Troubleshooting#
Check if simulation does not work as expected
Autoware does not start#
Cause 1#
The sensor_model, vehicle_model, and vehicle_id specified in the scenario are not included in the Autoware workspace used.
Example 1#
❯ ros2 launch driving_log_replayer_v2 driving_log_replayer_v2.launch.py scenario_path:=$HOME/driving_log_replayer_v2/sample.yaml
[INFO] [launch]: All log files can be found below /home/hyt/.ros/log/2024-06-07-12-37-19-365597-dpc2405001-1360746
[INFO] [launch]: Default logging verbosity is set to INFO
1717731451.040883 [77] ros2: determined eno1 (udp/10.0.55.137) as highest quality interface, selected for automatic interface.
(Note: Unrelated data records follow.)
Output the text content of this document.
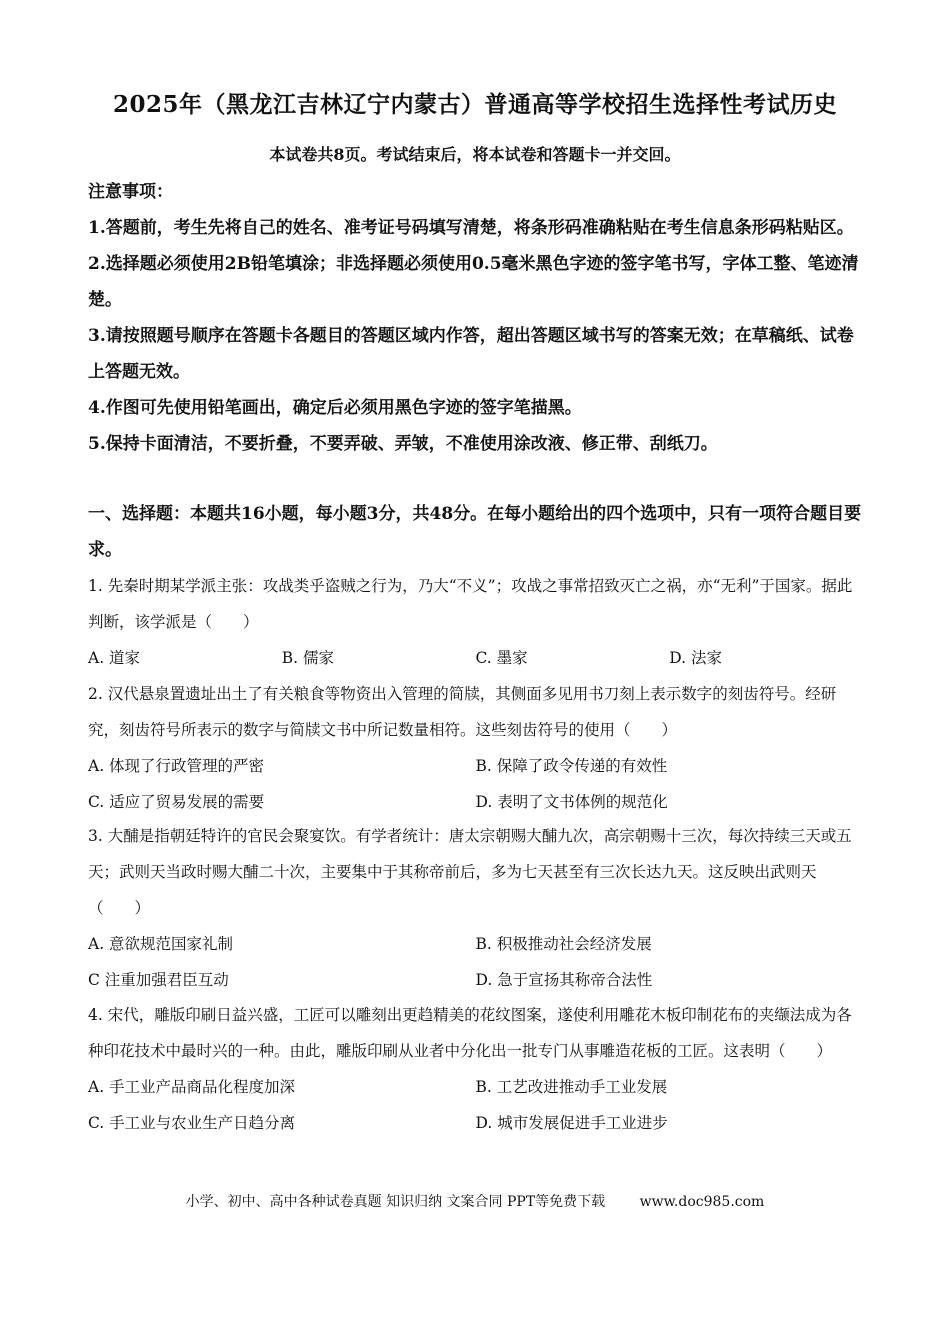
2025年（黑龙江吉林辽宁内蒙古）普通高等学校招生选择性考试历史
本试卷共8页。考试结束后，将本试卷和答题卡一并交回。

注意事项：

1.答题前，考生先将自己的姓名、准考证号码填写清楚，将条形码准确粘贴在考生信息条形码粘贴区。

2.选择题必须使用2B铅笔填涂；非选择题必须使用0.5毫米黑色字迹的签字笔书写，字体工整、笔迹清楚。

3.请按照题号顺序在答题卡各题目的答题区域内作答，超出答题区域书写的答案无效；在草稿纸、试卷上答题无效。

4.作图可先使用铅笔画出，确定后必须用黑色字迹的签字笔描黑。

5.保持卡面清洁，不要折叠，不要弄破、弄皱，不准使用涂改液、修正带、刮纸刀。

一、选择题：本题共16小题，每小题3分，共48分。在每小题给出的四个选项中，只有一项符合题目要求。

1. 先秦时期某学派主张：攻战类乎盗贼之行为，乃大“不义”；攻战之事常招致灭亡之祸，亦“无利”于国家。据此判断，该学派是（　　）

A. 道家	B. 儒家	C. 墨家	D. 法家

2. 汉代悬泉置遗址出土了有关粮食等物资出入管理的简牍，其侧面多见用书刀刻上表示数字的刻齿符号。经研究，刻齿符号所表示的数字与简牍文书中所记数量相符。这些刻齿符号的使用（　　）

A. 体现了行政管理的严密	B. 保障了政令传递的有效性
C. 适应了贸易发展的需要	D. 表明了文书体例的规范化

3. 大酺是指朝廷特许的官民会聚宴饮。有学者统计：唐太宗朝赐大酺九次，高宗朝赐十三次，每次持续三天或五天；武则天当政时赐大酺二十次，主要集中于其称帝前后，多为七天甚至有三次长达九天。这反映出武则天（　　）

A. 意欲规范国家礼制	B. 积极推动社会经济发展
C 注重加强君臣互动	D. 急于宣扬其称帝合法性

4. 宋代，雕版印刷日益兴盛，工匠可以雕刻出更趋精美的花纹图案，遂使利用雕花木板印制花布的夹缬法成为各种印花技术中最时兴的一种。由此，雕版印刷从业者中分化出一批专门从事雕造花板的工匠。这表明（　　）

A. 手工业产品商品化程度加深	B. 工艺改进推动手工业发展
C. 手工业与农业生产日趋分离	D. 城市发展促进手工业进步
小学、初中、高中各种试卷真题 知识归纳 文案合同 PPT等免费下载 www.doc985.com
[ERROR] [launch]: Caught exception in launch (see debug for traceback): executed command failed. Command: xacro /home/hyt/ros_ws/pilot-auto/install/tier4_vehicle_launch/share/tier4_vehicle_launch/urdf/vehicle.xacro vehicle_model:=sample_vehicle sensor_model:=sample_sensor_kit config_dir:=/home/hyt/ros_ws/pilot-auto/install/individual_params/share/individual_params/config/default/sample_sensor_kit
Captured stderr output: error: package not found: "package 'sample_sensor_kit_description' not found, searching: ...
...
Correction method, Check area 1#
Check whether sensor_model, vehicle_model, and vehicle_id specified in the scenario exist in the autoware_path specified in the profile.
Autoware exits immediately after startup#
Cause#
Incorrect scenario format
Example#
[localization_evaluator_node.py-55] [ERROR] [1717734608.157798307] [driving_log_replayer_v2.localization_evaluator]: An error occurred while loading the scenario. 1 validation error for LocalizationScenario
[localization_evaluator_node.py-55] Evaluation.UseCaseFormatVersion
[localization_evaluator_node.py-55] Input should be '1.2.0' or '1.3.0' [type=literal_error, input_value='1.0.0', input_type=str]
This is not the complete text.